Pekka Enberg, the founder of the meetup, was also the first person to give a presentation. He talked about deterministic simulation testing (DST). He gave an overview of the technique and demoed his prototype implementation penberg/hiisi. Pekka’s company Turso has recently started using DST in anger and he shared some lessons they had learned. Pekka’s talk can be viewed on YouTube.

A problem with systems like databases is that there are these bugs that are really difficult to trigger. Sometimes you need to do things in just the right order to trigger a bug, but in real world systems there are many sources of non-determinism: file and network I/O can be slow or fail, threads can get scheduled in different order, etc. This kind of bugs may get triggered in production, but it’s diffult to debug them because you can’t reliably reproduce them.

DST’s answer to the problem is simple: take control of all sources of non-determinism and make them deterministic in the testing environment. If you abstract away the calls to a file system, the network, or a time source, you can create a simulator runtime that can deterministically mock the results and inject faults.

Just like in property-based testing, you can use a pseudo-random number generator (PRNG) to to generate the results and the faults. You can also use it to generate the inputs to the system such as client calls. If you re-run the test with the same PRNG seed, you should get the same results – now you can debug it. By running the system with a lot of random PRNG seeds, you get a good chance of triggering rare bugs.

DST in practice

The trouble with DST that it’s difficult to pull off. The biggest takeaway for me from Pekka’s experiences was that you don’t have to go all in to get benefits. Controlling every source of non-determinism is a lot of work, but tackling even some of them lets you find bugs. At Turso, their experience was that every time they have taught the simulator new tricks, they have found new bugs.
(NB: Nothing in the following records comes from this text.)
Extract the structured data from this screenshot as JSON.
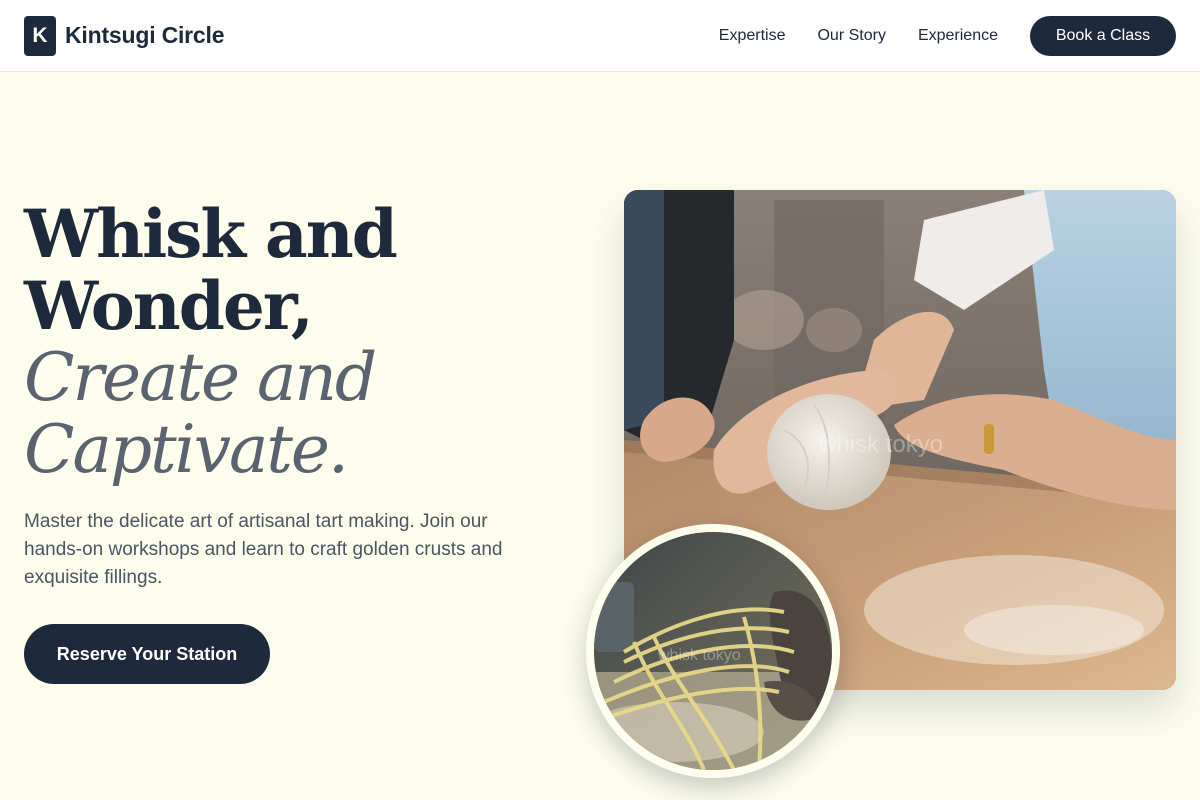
{
  "brand": {
    "mark": "K",
    "name": "Kintsugi Circle"
  },
  "nav": {
    "links": [
      "Expertise",
      "Our Story",
      "Experience"
    ],
    "cta": "Book a Class"
  },
  "hero": {
    "heading_bold": [
      "Whisk and",
      "Wonder,"
    ],
    "heading_italic": [
      "Create and",
      "Captivate."
    ],
    "subtitle": "Master the delicate art of artisanal tart making. Join our hands-on workshops and learn to craft golden crusts and exquisite fillings.",
    "cta": "Reserve Your Station"
  },
  "images": {
    "main_watermark": "whisk tokyo",
    "round_watermark": "whisk tokyo"
  },
  "colors": {
    "background": "#fefeee",
    "primary": "#1e293b",
    "muted_heading": "#5b6270",
    "body_text": "#4b5563"
  }
}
If you think it sounds like fuzzing and chaos testing in addition to property-based testing, yup, you’re right. It combines ideas from all of them.

Historically FoundationDB pioneered the technique about a decade ago. Right now the some of the same people are pushing the envelope with Anthithesis, a general-purpose simulator testing platform. They have gone as far as developing a deterministic hypervisor. Another well-known implementer of DST is TigerBeetle, a financial database.

In conclusion

The presentation was interesting and there was plenty of questions during and after the presentation. Great discussion altogether! I’m looking forward for the next meetup.

Photo: Overripe berries of lily-of-the-valley in autumn sun. I was going to take a photo of the presentation for this post but I was following it so closely that I forgot!